L’autore, un professore di fisica con un vero e proprio talento per la divulgazione scientifica che non sia, come va di moda oggi, una spettacolarizzazione piatta dell’argomento, si addentra nei concetti creati da Einstein con una chiarezza espositiva splendida. Già il sottotitolo del libro è interessante: Come la visione di Einstein ha trasformato la nostra comprensione dello spazio e del tempo. Si parla appunto di visione. Lo stesso scienziato dirà: “Tutte le teorie fisiche, a dispetto della loro espressione matematica, dovrebbero prestarsi a una descrizione tanto semplice da poter essere compresa anche da un bambino”. Questa è la sfida, raccolta con successo, da Kaku che riesce ad essere semplice senza dimenticare la precisione. E, infatti, in tutto il libro non compare una sola espressione, una sola formula. Per visioni, quindi per immagini. La prima, che frutterà la teoria della relatività ristretta, è quella di un bambino che corre su un raggio di luce, una favola dell’infanzia a Ulm in Germania. Come vediamo un raggio di luce se corriamo alla sua stessa velocità? Proprio visualizzando cosa sarebbe accaduto, lo scienziato ebbe l’intuizione che il cosmo di Newton non era fatto per le situazioni estreme e che la materia era solo una forma di energia. Più tardi lo scienziato si chiese se era possibile comprendere anche la gravità nella sua teoria, che fluttuava in uno spazio privo di realtà. La gravità è stata la grande sfida di Einstein, perché era l’elemento che separava l’ideale dal reale. E, dopo incredibili fatiche intellettuali e anni di frustrazioni penosissime (trovava assurdo essere così famoso per una teoria capata in aria), ecco che una seconda immagine gli fornisce la chiave di volta dell’intero sistema. Immagina i pianeti come biglie che rotolano su una superficie curva intorno a un centro costituito dal Sole. Immagina una superficie di gomma che si pieghi per il peso dei pianeti. Ecco il tassello mancante: la gravità non è altro che un effetto della curvatura dello spazio. Filosoficamente potremo dire che la materia e la gravità non esistono in sé, ma sono effetti.

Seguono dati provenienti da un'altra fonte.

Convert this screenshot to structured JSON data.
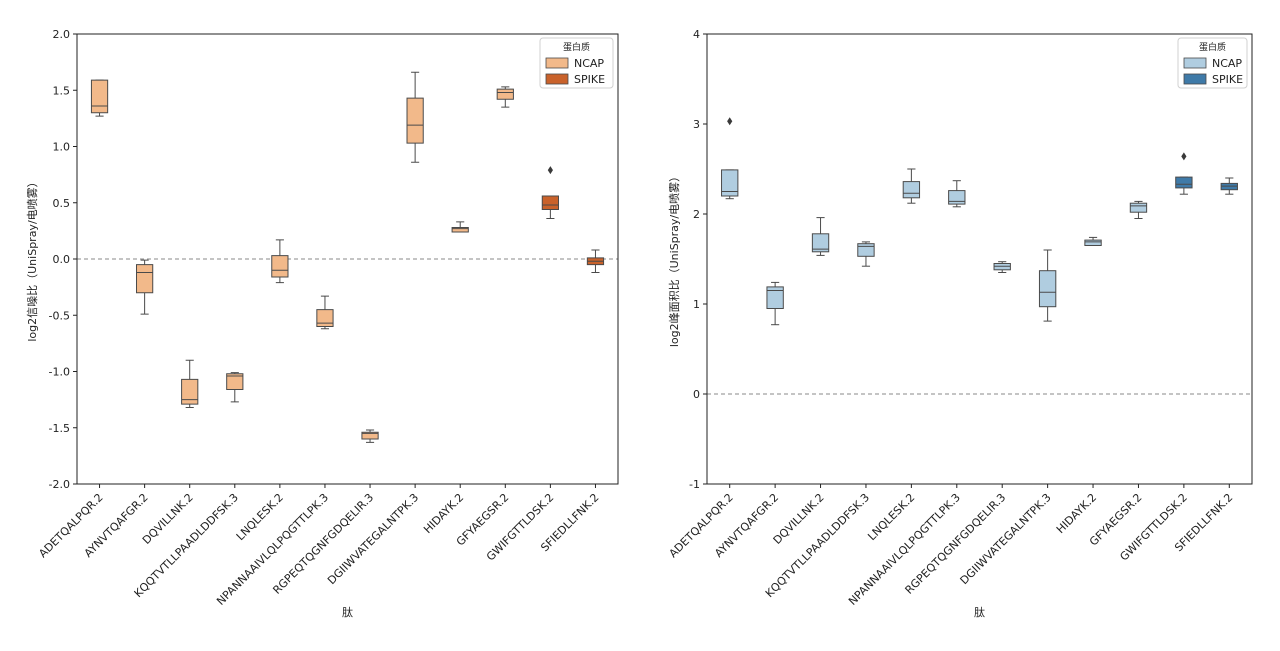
{
  "chart_data": [
    {
      "type": "box",
      "ylabel": "log2信噪比（UniSpray/电喷雾）",
      "xlabel": "肽",
      "ylim": [
        -2.0,
        2.0
      ],
      "yticks": [
        "-2.0",
        "-1.5",
        "-1.0",
        "-0.5",
        "0.0",
        "0.5",
        "1.0",
        "1.5",
        "2.0"
      ],
      "ytick_values": [
        -2.0,
        -1.5,
        -1.0,
        -0.5,
        0.0,
        0.5,
        1.0,
        1.5,
        2.0
      ],
      "reference_line": 0,
      "legend": {
        "title": "蛋白质",
        "position": "top-right",
        "entries": [
          {
            "label": "NCAP",
            "color": "#f2b98a"
          },
          {
            "label": "SPIKE",
            "color": "#c9622b"
          }
        ]
      },
      "categories": [
        "ADETQALPQR.2",
        "AYNVTQAFGR.2",
        "DQVILLNK.2",
        "KQQTVTLLPAADLDDFSK.3",
        "LNQLESK.2",
        "NPANNAAIVLQLPQGTTLPK.3",
        "RGPEQTQGNFGDQELIR.3",
        "DGIIWVATEGALNTPK.3",
        "HIDAYK.2",
        "GFYAEGSR.2",
        "GWIFGTTLDSK.2",
        "SFIEDLLFNK.2"
      ],
      "boxes": [
        {
          "protein": "NCAP",
          "whislo": 1.27,
          "q1": 1.3,
          "med": 1.36,
          "q3": 1.59,
          "whishi": 1.59,
          "fliers": []
        },
        {
          "protein": "NCAP",
          "whislo": -0.49,
          "q1": -0.3,
          "med": -0.12,
          "q3": -0.05,
          "whishi": -0.01,
          "fliers": []
        },
        {
          "protein": "NCAP",
          "whislo": -1.32,
          "q1": -1.29,
          "med": -1.25,
          "q3": -1.07,
          "whishi": -0.9,
          "fliers": []
        },
        {
          "protein": "NCAP",
          "whislo": -1.27,
          "q1": -1.16,
          "med": -1.04,
          "q3": -1.02,
          "whishi": -1.01,
          "fliers": []
        },
        {
          "protein": "NCAP",
          "whislo": -0.21,
          "q1": -0.16,
          "med": -0.1,
          "q3": 0.03,
          "whishi": 0.17,
          "fliers": []
        },
        {
          "protein": "NCAP",
          "whislo": -0.62,
          "q1": -0.6,
          "med": -0.57,
          "q3": -0.45,
          "whishi": -0.33,
          "fliers": []
        },
        {
          "protein": "NCAP",
          "whislo": -1.63,
          "q1": -1.6,
          "med": -1.55,
          "q3": -1.54,
          "whishi": -1.52,
          "fliers": []
        },
        {
          "protein": "NCAP",
          "whislo": 0.86,
          "q1": 1.03,
          "med": 1.19,
          "q3": 1.43,
          "whishi": 1.66,
          "fliers": []
        },
        {
          "protein": "NCAP",
          "whislo": 0.24,
          "q1": 0.24,
          "med": 0.27,
          "q3": 0.28,
          "whishi": 0.33,
          "fliers": []
        },
        {
          "protein": "NCAP",
          "whislo": 1.35,
          "q1": 1.42,
          "med": 1.48,
          "q3": 1.51,
          "whishi": 1.53,
          "fliers": []
        },
        {
          "protein": "SPIKE",
          "whislo": 0.36,
          "q1": 0.44,
          "med": 0.48,
          "q3": 0.56,
          "whishi": 0.56,
          "fliers": [
            0.79
          ]
        },
        {
          "protein": "SPIKE",
          "whislo": -0.12,
          "q1": -0.05,
          "med": -0.02,
          "q3": 0.01,
          "whishi": 0.08,
          "fliers": []
        }
      ]
    },
    {
      "type": "box",
      "ylabel": "log2峰面积比（UniSpray/电喷雾）",
      "xlabel": "肽",
      "ylim": [
        -1,
        4
      ],
      "yticks": [
        "-1",
        "0",
        "1",
        "2",
        "3",
        "4"
      ],
      "ytick_values": [
        -1,
        0,
        1,
        2,
        3,
        4
      ],
      "reference_line": 0,
      "legend": {
        "title": "蛋白质",
        "position": "top-right",
        "entries": [
          {
            "label": "NCAP",
            "color": "#b0cde0"
          },
          {
            "label": "SPIKE",
            "color": "#3f7aa8"
          }
        ]
      },
      "categories": [
        "ADETQALPQR.2",
        "AYNVTQAFGR.2",
        "DQVILLNK.2",
        "KQQTVTLLPAADLDDFSK.3",
        "LNQLESK.2",
        "NPANNAAIVLQLPQGTTLPK.3",
        "RGPEQTQGNFGDQELIR.3",
        "DGIIWVATEGALNTPK.3",
        "HIDAYK.2",
        "GFYAEGSR.2",
        "GWIFGTTLDSK.2",
        "SFIEDLLFNK.2"
      ],
      "boxes": [
        {
          "protein": "NCAP",
          "whislo": 2.17,
          "q1": 2.2,
          "med": 2.25,
          "q3": 2.49,
          "whishi": 2.49,
          "fliers": [
            3.03
          ]
        },
        {
          "protein": "NCAP",
          "whislo": 0.77,
          "q1": 0.95,
          "med": 1.15,
          "q3": 1.19,
          "whishi": 1.24,
          "fliers": []
        },
        {
          "protein": "NCAP",
          "whislo": 1.54,
          "q1": 1.58,
          "med": 1.61,
          "q3": 1.78,
          "whishi": 1.96,
          "fliers": []
        },
        {
          "protein": "NCAP",
          "whislo": 1.42,
          "q1": 1.53,
          "med": 1.64,
          "q3": 1.67,
          "whishi": 1.69,
          "fliers": []
        },
        {
          "protein": "NCAP",
          "whislo": 2.12,
          "q1": 2.18,
          "med": 2.23,
          "q3": 2.36,
          "whishi": 2.5,
          "fliers": []
        },
        {
          "protein": "NCAP",
          "whislo": 2.08,
          "q1": 2.11,
          "med": 2.14,
          "q3": 2.26,
          "whishi": 2.37,
          "fliers": []
        },
        {
          "protein": "NCAP",
          "whislo": 1.35,
          "q1": 1.38,
          "med": 1.42,
          "q3": 1.45,
          "whishi": 1.47,
          "fliers": []
        },
        {
          "protein": "NCAP",
          "whislo": 0.81,
          "q1": 0.97,
          "med": 1.13,
          "q3": 1.37,
          "whishi": 1.6,
          "fliers": []
        },
        {
          "protein": "NCAP",
          "whislo": 1.65,
          "q1": 1.65,
          "med": 1.69,
          "q3": 1.71,
          "whishi": 1.74,
          "fliers": []
        },
        {
          "protein": "NCAP",
          "whislo": 1.95,
          "q1": 2.02,
          "med": 2.09,
          "q3": 2.12,
          "whishi": 2.14,
          "fliers": []
        },
        {
          "protein": "SPIKE",
          "whislo": 2.22,
          "q1": 2.29,
          "med": 2.33,
          "q3": 2.41,
          "whishi": 2.41,
          "fliers": [
            2.64
          ]
        },
        {
          "protein": "SPIKE",
          "whislo": 2.22,
          "q1": 2.27,
          "med": 2.31,
          "q3": 2.34,
          "whishi": 2.4,
          "fliers": []
        }
      ]
    }
  ]
}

L’ultima parte della vita di Einstein è dedicata alla ricerca della terza immagine, quella che gli consentirebbe di unire la teoria della relatività (dell’immensamente grande, dal nostro punto di vista) a quella dei quanti (dell’immensamente piccolo). La terza immagine non arrivò mai. Ma Albert Einstein stava davvero camminando in un territorio oscuro, ancora non si erano ben comprese le implicazioni della teoria ristretta che egli non solo aveva formulato una teoria più completa e profonda, ma cercava qualcosa che andasse molto oltre. Per capire la difficoltà incontrate basta riflettere sul fatto che questa terza teoria non esiste ancora, a cinquant’anni dalla morte dello scienziato. E la bomba atomica? Il libro di Kaku non si ferma alla divulgazione scientifica, ma fornisce un’attenta biografia di Einstein e del suo personaggio e quando arriva al tasto dolente fa il lavoro dello storico, dice i fatti e lascia al lettore giudicare. Lo scienziato firmò la lettera a Roosvelt per invogliarlo a finanziare il progetto della bomba atomica. Era un pacifista, convinto e attivo, tanto che era guardato a vista dalla Cia (su di lui esistono migliaia di pagine di rapporti a cui finalmente è stato tolto il segreto). Quando i migliori scienziati presenti sul suolo americano furono mandati in Nuovo Messico, lui fu lasciato a Princeton. Era troppo compromesso con i pacifisti, ma, pur odiando la violenza e la guerra, riteneva che contro un atteggiamento che mette in pericolo l’intera umanità (il nazismo), bisognasse agire – e firmò.